Girl Guides of Canada holds two nationwide cookie fundraising campaigns per year, with the classic chocolate and vanilla cookies in the spring and the chocolately mint cookies in the fall.

“One hundred per cent of the proceeds supports Girl Guides programs in communities from coast to coast,” said Amanda Gillmore, area commissioner. “These programs include fun weekly activities and programs, outdoor and camping adventures and experiences and one-of-a-kind travel experiences. Selling Girl Guide cookies help the girls develop skills such as teamwork, money and time management, entrepreneurship, goal setting, and self-confidence.”

Gillmore said Girl Guides of Canada have been selling cookies since 1927 and as an official fundraising activity since 1929. Girl Guides sell 4.5 million boxes of cookies each year across Canada, which averages out to be two and a half cookies for every Canadian.

“We will be selling cookies until we are sold out…” said Gillmore. “We are very grateful and appreciate all of the support that we receive from all of our community members who purchase cookies.”

Girls of all ages can join a unit made up of Girl Guides in their age group.
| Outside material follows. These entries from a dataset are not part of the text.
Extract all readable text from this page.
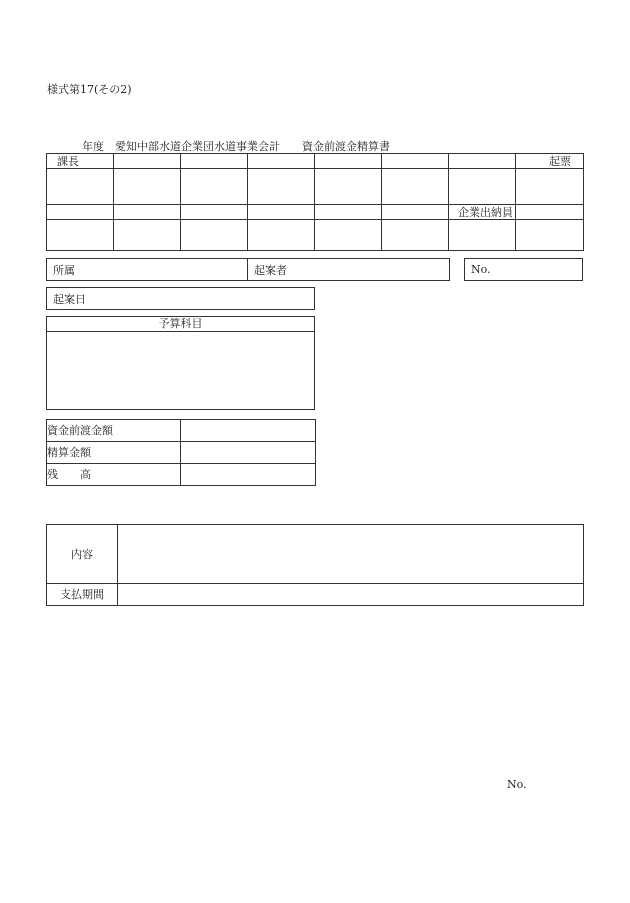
様式第17(その2)
年度　 愛知中部水道企業団水道事業会計　　 資金前渡金精算書
課長							起票

						企業出納員	

所属	起案者	No.
起案日
予算科目
資金前渡金額	
精算金額	
残　　高	
内容	
支払期間	
No.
Meetings include games, crafts, science experiments, do-it-yourself jobs, singing, baking, community service projects, or anything else the girls and their unit leaders wish to try.

“Guiding is a safe space where girls and young women can be themselves, take on new challenges, put their ideas into action, take part in an amazing range of activities, and gain the skills to confidently navigate their world,” Gillmore said.